There are two specific songs that make me think of my late wife Robin. The first is well-known, the other is obscure. The first song is “Cant Find my Way Home,” by Blind Faith and the second is “Animal,” by Chrome. Please allow me to elaborate.
There was a moment, so long ago, when Robin and I were in bed together listening to music. The song, “Can’t Find my Way Home,” by Blind Faith came on. She and I listened to it in silence. I watched her. Even though she was a visual artist, I could see that this song was touching something deep within her soul. We were naked. I saw the sadness on her face. I looked upon her remarkable body. Her breasts were just so beautiful! We made passionate love. Please don’t get me wrong, Robin was more than just a pair of breasts to me, but she was so proud of them and with good cause! It was a standing joke between us that all she had to do was flash them at me, and I would go wild.
How I miss the tenderness and sweetness of her body close to mine! I miss those many moments when she was just a warm lump of flesh beside me in the bed that I woke up to every morning for over ten years. She was wise, but also canny. She knew how to hit me where it hurt. If we had an argument, she would sleep on the couch. Waking up alone in the bed the next day made my heart ache. I would give into whatever she wanted. Usually, what she wanted was for the best for both of us. Fellow men, listen to me when I tell you, if your wife puts her foot down, then she is in the right! Always listen to your wife. I regret every time I ignored Robin.
Now I will tell you about the song “Animal,” by Chrome. The first time she played this song for me, I shouted, “Turn it off! This is anti-music!” Being such an indulgent woman, she just laughed and turned it off. She didn’t try to push it on me. That’s the kind of person that she was. She would expose you to something. If you chose to accept it, fine. If you chose to reject it, that was fine too. After Robin’s death, I transferred her music library onto my computer. Now, I listen to this song, “Animal,” all the time! It’s fabulous! It’s crazy! It’s free! It expresses an animal instinct that lives within us all. I beg you all to check it out. At first it may repel you, but give it a chance. It’s an amazing song. It is so well orchestrated and even though the vocals are impossible to make out, well, that’s the whole point!
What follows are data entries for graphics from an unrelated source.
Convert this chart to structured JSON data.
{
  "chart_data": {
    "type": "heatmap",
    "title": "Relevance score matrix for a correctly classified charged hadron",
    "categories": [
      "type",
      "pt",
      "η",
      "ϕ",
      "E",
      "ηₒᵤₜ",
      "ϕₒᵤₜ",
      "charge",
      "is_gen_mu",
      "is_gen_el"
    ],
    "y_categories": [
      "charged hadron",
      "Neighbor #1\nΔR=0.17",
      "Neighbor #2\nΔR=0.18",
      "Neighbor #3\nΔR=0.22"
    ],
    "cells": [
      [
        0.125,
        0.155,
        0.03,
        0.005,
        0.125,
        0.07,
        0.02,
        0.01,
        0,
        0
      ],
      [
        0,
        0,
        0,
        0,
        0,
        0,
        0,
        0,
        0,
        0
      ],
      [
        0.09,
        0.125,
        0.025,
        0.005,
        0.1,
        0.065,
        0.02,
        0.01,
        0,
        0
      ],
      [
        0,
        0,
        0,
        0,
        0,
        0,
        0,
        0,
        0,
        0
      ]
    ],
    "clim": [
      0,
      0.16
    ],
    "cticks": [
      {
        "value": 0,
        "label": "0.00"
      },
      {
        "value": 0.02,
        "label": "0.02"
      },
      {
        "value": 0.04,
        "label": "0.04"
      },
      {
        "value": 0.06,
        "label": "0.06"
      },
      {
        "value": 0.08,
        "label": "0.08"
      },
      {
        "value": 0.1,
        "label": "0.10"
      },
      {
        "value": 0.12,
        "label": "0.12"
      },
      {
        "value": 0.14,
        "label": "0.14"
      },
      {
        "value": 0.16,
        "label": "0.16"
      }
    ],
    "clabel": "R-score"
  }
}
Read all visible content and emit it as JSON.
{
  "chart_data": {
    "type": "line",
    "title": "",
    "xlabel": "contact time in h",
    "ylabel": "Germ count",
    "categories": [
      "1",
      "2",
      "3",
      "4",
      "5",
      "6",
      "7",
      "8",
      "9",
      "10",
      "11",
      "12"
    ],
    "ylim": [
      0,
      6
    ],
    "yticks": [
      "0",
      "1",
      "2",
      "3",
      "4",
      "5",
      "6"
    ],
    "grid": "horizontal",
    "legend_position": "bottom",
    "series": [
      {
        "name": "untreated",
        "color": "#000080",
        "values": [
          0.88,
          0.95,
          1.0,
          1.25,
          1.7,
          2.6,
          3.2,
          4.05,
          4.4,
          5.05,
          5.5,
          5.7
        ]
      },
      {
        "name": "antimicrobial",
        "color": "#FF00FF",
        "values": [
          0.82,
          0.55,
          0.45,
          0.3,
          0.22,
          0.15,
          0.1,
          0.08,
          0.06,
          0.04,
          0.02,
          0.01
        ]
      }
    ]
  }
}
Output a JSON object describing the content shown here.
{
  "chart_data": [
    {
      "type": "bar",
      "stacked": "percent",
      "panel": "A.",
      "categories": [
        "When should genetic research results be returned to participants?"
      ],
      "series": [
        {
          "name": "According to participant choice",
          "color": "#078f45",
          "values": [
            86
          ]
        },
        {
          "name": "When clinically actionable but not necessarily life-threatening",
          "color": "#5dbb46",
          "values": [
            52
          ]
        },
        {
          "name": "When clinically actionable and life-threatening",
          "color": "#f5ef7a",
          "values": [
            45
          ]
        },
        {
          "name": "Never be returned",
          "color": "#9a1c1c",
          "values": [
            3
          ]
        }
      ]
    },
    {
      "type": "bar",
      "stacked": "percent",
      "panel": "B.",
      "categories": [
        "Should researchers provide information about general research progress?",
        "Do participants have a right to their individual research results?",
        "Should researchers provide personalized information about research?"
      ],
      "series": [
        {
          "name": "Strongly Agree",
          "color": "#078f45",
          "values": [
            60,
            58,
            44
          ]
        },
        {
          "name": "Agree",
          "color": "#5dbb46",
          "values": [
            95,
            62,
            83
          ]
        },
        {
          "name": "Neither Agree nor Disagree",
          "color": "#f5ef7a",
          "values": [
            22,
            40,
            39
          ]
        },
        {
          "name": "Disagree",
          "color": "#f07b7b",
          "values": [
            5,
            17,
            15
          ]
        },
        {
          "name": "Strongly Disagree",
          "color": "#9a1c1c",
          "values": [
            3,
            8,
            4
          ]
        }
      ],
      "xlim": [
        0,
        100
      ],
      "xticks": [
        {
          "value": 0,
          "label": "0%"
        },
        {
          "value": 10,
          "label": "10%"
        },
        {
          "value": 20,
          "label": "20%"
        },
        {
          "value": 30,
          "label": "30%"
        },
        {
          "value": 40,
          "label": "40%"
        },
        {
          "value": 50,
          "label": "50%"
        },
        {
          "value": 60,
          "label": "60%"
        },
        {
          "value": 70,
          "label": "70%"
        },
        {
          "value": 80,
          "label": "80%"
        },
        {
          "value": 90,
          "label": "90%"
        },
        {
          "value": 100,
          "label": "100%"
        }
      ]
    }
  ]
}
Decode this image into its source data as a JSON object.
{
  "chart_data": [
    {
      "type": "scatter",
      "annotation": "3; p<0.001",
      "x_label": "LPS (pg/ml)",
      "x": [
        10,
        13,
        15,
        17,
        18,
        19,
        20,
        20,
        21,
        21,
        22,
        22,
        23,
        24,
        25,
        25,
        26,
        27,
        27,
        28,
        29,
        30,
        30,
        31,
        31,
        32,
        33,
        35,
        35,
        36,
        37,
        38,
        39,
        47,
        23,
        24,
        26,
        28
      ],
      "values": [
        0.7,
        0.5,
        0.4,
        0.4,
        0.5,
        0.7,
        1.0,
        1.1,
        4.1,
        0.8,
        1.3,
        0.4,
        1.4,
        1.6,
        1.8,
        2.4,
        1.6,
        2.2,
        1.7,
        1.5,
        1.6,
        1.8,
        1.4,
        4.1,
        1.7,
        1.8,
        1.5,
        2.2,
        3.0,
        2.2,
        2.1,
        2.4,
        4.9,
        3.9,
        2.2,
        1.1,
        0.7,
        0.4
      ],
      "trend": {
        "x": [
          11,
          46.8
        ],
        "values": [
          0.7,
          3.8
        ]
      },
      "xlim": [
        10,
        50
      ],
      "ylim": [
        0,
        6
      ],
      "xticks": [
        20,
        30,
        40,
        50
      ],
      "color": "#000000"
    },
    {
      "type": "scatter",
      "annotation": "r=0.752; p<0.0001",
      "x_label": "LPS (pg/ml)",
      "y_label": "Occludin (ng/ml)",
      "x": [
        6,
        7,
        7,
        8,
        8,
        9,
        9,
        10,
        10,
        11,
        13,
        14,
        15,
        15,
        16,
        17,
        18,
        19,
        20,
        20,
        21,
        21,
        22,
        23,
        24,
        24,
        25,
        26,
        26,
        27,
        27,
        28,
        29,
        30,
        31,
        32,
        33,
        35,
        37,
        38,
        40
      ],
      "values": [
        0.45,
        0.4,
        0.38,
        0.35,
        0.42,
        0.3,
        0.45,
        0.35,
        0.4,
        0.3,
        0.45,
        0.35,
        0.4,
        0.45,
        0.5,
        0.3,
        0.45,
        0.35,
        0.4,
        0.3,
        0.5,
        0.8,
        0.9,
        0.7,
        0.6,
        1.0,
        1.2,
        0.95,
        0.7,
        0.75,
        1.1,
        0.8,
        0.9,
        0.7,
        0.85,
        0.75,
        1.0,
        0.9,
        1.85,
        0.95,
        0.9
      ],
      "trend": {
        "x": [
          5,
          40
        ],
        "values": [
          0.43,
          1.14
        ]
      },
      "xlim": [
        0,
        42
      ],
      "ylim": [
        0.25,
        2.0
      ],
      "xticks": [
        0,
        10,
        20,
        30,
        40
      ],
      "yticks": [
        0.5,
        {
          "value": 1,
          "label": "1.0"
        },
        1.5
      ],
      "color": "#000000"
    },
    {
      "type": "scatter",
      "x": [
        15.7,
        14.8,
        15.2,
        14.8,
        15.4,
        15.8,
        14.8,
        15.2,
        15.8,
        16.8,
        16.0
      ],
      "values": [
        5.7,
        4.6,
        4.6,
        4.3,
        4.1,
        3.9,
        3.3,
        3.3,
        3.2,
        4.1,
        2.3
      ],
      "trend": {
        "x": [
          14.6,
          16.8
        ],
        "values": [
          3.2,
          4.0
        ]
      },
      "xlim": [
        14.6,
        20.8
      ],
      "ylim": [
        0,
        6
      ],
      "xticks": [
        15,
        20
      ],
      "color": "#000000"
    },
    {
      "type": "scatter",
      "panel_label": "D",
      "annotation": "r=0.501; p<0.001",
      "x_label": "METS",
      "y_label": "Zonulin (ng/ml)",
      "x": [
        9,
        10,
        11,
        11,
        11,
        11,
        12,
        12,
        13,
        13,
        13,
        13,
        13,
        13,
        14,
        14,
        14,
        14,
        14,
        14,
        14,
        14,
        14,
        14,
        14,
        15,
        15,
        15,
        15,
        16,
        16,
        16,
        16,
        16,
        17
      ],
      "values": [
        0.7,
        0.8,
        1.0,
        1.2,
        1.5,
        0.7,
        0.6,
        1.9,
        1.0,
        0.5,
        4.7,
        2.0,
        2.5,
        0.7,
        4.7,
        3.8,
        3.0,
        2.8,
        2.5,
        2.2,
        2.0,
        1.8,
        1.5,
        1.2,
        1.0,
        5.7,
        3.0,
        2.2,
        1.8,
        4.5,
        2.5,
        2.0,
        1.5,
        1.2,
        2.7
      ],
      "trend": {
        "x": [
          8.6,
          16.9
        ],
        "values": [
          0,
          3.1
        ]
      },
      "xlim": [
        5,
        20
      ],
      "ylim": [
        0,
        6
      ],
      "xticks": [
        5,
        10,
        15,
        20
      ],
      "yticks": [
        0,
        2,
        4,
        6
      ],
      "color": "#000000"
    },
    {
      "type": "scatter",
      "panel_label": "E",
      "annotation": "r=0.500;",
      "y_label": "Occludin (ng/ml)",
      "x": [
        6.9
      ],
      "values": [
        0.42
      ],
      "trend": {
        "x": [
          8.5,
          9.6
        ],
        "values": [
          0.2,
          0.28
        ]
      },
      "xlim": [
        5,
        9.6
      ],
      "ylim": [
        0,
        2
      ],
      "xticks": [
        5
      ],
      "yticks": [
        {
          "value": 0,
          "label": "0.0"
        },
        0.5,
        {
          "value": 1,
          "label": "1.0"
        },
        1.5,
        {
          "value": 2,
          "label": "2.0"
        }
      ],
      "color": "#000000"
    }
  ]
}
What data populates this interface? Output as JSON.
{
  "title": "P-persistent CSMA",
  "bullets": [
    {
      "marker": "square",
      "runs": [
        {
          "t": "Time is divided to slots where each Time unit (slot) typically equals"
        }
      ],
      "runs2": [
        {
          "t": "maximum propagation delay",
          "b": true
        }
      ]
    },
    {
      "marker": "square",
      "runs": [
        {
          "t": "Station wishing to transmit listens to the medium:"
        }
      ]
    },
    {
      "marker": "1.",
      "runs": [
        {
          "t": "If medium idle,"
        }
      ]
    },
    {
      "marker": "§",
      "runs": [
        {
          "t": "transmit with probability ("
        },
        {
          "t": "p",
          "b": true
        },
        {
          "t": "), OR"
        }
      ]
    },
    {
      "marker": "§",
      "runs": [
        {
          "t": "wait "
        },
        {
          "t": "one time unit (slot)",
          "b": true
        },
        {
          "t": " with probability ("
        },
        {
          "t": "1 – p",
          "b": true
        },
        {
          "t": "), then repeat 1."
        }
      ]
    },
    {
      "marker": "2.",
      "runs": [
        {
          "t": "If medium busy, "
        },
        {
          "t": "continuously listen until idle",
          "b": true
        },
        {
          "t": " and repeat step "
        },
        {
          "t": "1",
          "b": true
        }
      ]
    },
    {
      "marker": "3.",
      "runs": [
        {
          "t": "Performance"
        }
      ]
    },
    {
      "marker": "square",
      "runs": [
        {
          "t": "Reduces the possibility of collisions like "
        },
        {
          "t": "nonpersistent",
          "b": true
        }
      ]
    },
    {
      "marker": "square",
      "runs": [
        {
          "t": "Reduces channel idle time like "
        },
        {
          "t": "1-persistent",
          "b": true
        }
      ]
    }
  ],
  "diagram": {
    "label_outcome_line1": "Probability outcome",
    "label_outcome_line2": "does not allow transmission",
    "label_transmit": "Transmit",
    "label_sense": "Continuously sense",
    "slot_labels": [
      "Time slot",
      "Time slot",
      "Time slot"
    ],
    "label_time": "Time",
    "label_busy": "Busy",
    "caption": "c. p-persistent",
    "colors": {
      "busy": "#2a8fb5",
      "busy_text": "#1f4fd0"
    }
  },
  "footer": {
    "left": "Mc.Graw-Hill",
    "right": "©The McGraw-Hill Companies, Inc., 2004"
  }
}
There is a third song that, unlike the previous two, I can no longer bear to hear. That is, “Darling Companion,” by Johnny Cash and June Carter (Live at Folsom Prison). When my sister and I were driving across country from Hollywood, California to Lewisburg, Pennsylvania, I put a CD in the car’s player. We listened to some songs and when this one came on, I burst into tears. This particular song is the definition of my relationship with Robin. I just can’t bear to hear it, unlike the two previous songs. To hear this man and woman sing to each other and compare their love to the majesty of nature is just too much to endure. This song was OUR SONG. We used to listen to it and hold each other close, dance to it, drive around in the car to it, make love to it. Luckily for me, it is a cover from Loving Spoonful’s John Catfish MacDonald. I can listen to his version, and think about the special love that Robin and I shared.
I will tell you. I am a broken man. The loss of my beloved Robin has left me bereft of any real desire to live. I’ve attempted suicide twice, just this past summer in the hope that I might find peace. On the first anniversary of her death, I had a complete nervous breakdown that caused me to check myself into the psych ward. I harbor so much guilt and sorrow regarding the circumstances of Robin’s death that I don’t think I can ever recover. Every morning when I wake up, I say to myself, “Oh, shit! I’m still alive!” It is so hard to get out of bed and begin some kind of a semblance of a day. People tell me, “Robin would not want you to be so immersed in your grief! She would want you to move on and live your life.” How little they know Robin. I know that she wants me to be a living testament to how special she was. I will self-flagellate, beat my breast and curse the Universe for taking her from me. That is what she would want and that is what I am doing.